Being over 1999kg, there are the European enroute charges, collected on behalf of each country by Eurocontrol, and these come to roughly 50-100 euros/hr depending on the airspace flown in and how fast one is flying. The billing is done according to maximum certified takeoff weight, and the distance flown. On the piston aircraft scene, these charges are traditionally avoided by flying "VFR" but the TBM will return a poor fuel economy at the low levels at which VFR flight is predictably permitted around Europe.
The Annual at Socata's factory is 8k euros, plus of course any corrective work. Unlike with piston aircraft, many European TBM owners go back to the factory for the Annual.
In between the Annuals, there are 100hr checks which are 2k euros, plus corrective work.
The engine needs an overhaul at 3600hrs which costs about $300k. Early TBM700 engines were 3000hrs, and there is an SB which can be applied to the engine to get the 3600hrs interval.
According to owners, it is not unusual for maintenance to cost $60k/year, if flying 250hrs/year.
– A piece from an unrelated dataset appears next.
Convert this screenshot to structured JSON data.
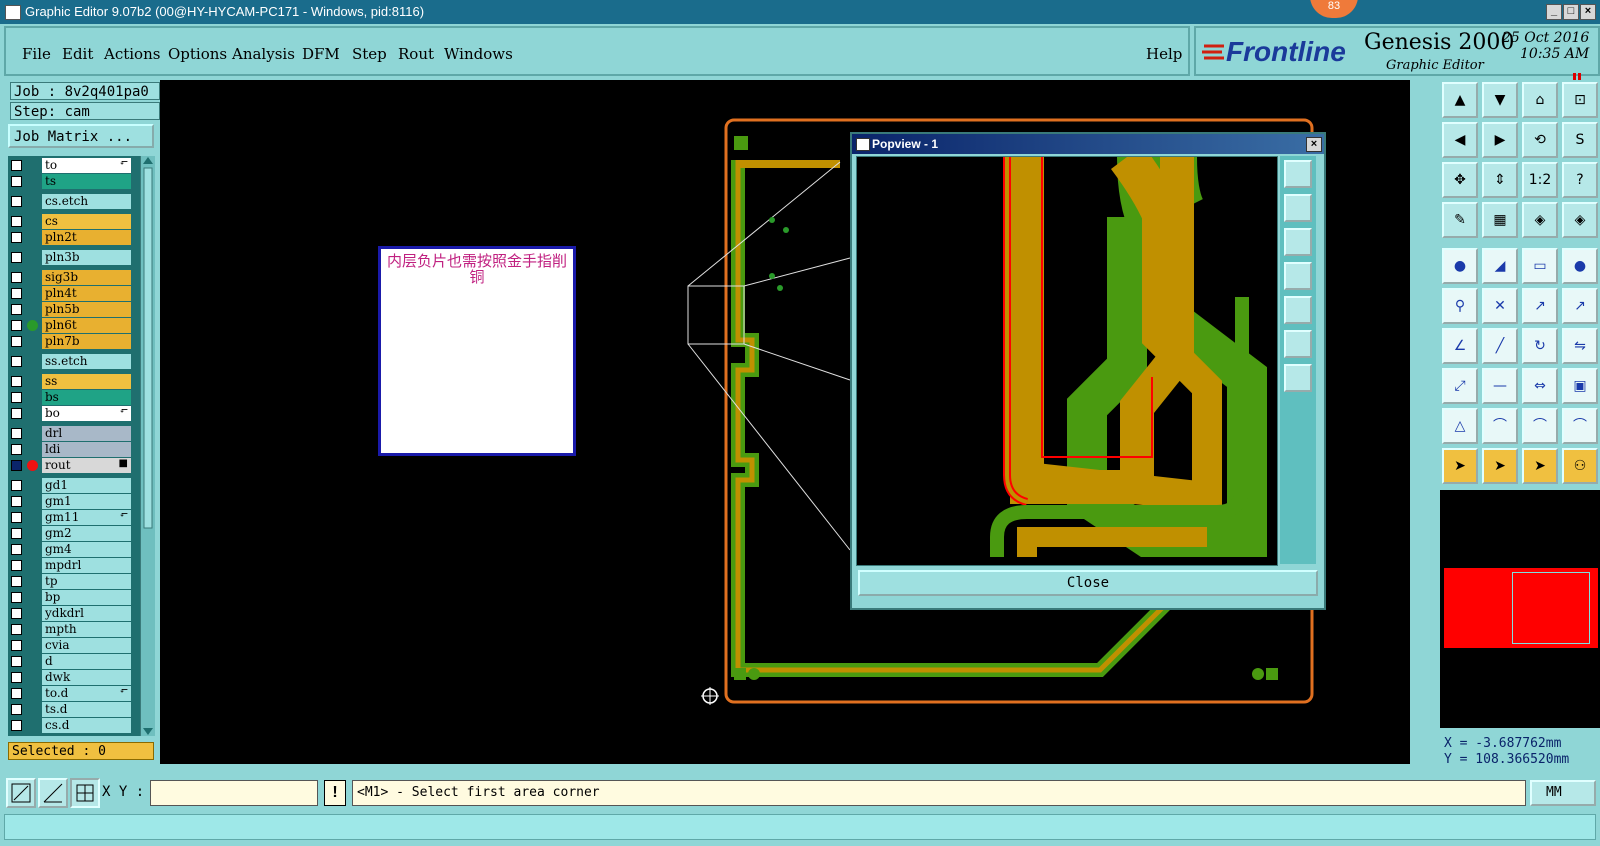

Depreciation is potentially a big factor but a TBM purchased say 15 years ago was about $1.6M and might sell today for $1.2M so on that basis it is not as large an item as on most piston aircraft.
Interest on capital can be accounted for in many ways, and it can be argued that if a private owner fully accounted for it on everything he buys, he would die extremely rich, with every penny invested in financial instruments, and without ever achieving anything worthwhile in his entire life.
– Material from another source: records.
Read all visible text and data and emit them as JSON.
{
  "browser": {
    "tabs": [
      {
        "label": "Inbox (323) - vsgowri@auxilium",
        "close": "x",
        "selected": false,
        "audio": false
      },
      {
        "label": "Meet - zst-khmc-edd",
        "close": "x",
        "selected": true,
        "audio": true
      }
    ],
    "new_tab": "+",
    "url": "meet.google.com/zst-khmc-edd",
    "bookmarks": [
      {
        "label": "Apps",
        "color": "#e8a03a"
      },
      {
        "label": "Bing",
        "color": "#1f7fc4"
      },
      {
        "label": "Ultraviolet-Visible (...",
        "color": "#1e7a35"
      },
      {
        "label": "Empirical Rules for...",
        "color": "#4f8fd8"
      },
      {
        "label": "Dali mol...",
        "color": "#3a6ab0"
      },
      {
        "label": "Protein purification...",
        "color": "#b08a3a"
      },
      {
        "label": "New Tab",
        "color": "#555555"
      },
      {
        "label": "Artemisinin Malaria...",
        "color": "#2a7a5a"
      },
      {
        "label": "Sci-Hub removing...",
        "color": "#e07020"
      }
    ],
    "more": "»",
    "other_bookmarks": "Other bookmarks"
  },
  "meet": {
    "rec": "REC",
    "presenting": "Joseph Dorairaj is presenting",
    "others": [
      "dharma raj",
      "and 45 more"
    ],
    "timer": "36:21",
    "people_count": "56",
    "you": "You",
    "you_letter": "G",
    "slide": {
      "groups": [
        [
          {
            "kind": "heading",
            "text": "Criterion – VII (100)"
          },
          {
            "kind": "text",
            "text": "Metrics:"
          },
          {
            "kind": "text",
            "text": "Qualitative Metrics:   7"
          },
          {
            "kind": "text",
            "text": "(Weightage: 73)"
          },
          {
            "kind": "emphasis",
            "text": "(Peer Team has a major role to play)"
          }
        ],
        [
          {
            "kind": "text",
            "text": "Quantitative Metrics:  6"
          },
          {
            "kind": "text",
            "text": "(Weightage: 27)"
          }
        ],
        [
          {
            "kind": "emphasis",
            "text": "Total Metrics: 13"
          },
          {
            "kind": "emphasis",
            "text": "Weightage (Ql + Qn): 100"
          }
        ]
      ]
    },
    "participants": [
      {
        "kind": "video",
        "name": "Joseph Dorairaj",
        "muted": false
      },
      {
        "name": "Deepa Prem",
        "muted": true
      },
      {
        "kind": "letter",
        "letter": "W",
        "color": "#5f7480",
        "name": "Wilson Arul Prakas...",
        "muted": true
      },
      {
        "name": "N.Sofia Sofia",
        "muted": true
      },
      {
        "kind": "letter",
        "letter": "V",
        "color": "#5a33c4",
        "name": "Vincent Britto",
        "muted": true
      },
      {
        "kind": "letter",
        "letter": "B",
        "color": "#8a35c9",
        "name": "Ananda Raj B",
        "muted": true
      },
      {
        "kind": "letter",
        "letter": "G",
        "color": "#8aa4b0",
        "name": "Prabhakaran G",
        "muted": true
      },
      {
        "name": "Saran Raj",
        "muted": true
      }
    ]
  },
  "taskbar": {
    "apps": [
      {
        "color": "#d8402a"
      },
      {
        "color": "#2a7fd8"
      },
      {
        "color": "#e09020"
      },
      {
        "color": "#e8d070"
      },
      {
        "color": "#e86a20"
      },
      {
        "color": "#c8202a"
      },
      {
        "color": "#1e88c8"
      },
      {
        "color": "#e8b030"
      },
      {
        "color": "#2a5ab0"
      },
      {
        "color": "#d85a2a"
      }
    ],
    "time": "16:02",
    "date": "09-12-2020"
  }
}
Insurance for a new TBM850 ($3.2M hull value) would be around £20k-£25k in the UK. This figure is from Haywards Aviation Insurance, for a 1000+hr CPL/IR pilot, 200hrs/year usage. Hangarage does not affect it.
Hangarage varies greatly according to the area. In the south east of the UK one might pay £7k for a TB20 or £15k for a TBM (these are actual figures). In the north of the UK where property values are much lower, these figures can fall to 1/3. There is also less need for hangarage on a pressurised turboprop; most of the engine parts that are exposed to the weather are made of relatively corrosion resistant high temperature alloys, and the sealed cockpit makes it easy to control humidity with a bag of dessicant. As a result many turboprops are simply parked outdoors.
There is the inevitable comparison with light jets... For European usage, the TBM's slightly lower speed is insignificant, but its short field capability is highly significant given Europe's large number of short (500-1000m) runways, and many grass runways.
There are no obvious negatives; this is a high quality aircraft with an awesome performance, which is perfect for nonstop long range flights within Europe. It is just a matter of whether one can afford it.
The operating cost is obviously a lot higher than a TB20, though not exceptional compared with other aircraft of similar mission capability, and one is getting a whole lot more for the money. I would estimate the cost per mile to be around 3x to 7x higher than a TB20.
For "large" pilots, getting into the front seats would be no easier than in the TB20 and harder in some ways due to the limited headroom in that area. It is no suprise that the $90k pilot's door is a popular option.